Dozens of additional names appear on Clarivate’s list of possible future economics winners, including prominent figures on the American economics scene like Stanford’s John Taylor, a monetary-policy scholar who President Donald Trump is said to be considering for Federal Reserve chairman; Paul Romer of New York University, an expert on economic growth and the chief economist at the World Bank; Martin Feldstein of Harvard, who was chairman of the White House Council of Economic Advisers under President Ronald Reagan and has studied pensions, taxation and other topics in public finance; William Nordhaus of Yale University, who has studied climate change; Dale Jorgenson of Harvard, who has studied productivity; Robert Barro of Harvard, who has researched economic growth; Oliver Blanchard of the Peterson Institute for International Economics, the former top economist at the International Monetary Fund; and Richard Thaler of the University of Chicago, who has studied behavioral economics.
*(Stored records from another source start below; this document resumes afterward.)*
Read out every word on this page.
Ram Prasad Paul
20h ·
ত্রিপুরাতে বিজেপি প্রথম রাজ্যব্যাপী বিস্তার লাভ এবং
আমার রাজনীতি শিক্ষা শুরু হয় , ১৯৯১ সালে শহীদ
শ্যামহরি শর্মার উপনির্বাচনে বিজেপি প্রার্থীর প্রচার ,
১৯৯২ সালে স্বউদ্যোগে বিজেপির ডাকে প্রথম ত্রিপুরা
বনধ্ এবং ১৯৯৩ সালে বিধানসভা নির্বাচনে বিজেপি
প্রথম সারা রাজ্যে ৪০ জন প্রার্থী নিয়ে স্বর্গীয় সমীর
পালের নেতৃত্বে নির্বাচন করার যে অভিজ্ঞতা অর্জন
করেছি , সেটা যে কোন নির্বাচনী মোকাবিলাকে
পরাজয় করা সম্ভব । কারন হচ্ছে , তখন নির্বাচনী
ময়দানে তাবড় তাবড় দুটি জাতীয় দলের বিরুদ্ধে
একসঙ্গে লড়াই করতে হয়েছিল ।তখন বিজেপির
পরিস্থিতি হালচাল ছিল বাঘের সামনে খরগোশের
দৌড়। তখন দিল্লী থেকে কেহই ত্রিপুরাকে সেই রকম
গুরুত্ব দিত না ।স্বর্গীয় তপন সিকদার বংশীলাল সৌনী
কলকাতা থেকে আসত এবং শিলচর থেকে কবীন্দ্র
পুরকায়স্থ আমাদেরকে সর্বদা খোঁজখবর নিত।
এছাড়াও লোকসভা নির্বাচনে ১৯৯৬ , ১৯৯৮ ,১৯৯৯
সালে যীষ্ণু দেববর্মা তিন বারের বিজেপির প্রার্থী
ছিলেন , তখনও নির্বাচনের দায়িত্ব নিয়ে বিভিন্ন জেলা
Former Fed chairman Ben Bernanke’s name has been floated in the past, given his academic work on the Great Depression, and his longtime collaborator Mark Gertler of NYU appears on the Clarivate list. So does Richard Posner, the recently retired federal judge who has written on the intersection of law and economics.
And, of course, the Royal Swedish Academy of Sciences could surprise everyone next week with its selection.
A few perennial candidates are no longer eligible for the Nobel shortlist because they passed away over the last year, including William Baumol and Anthony Atkinson.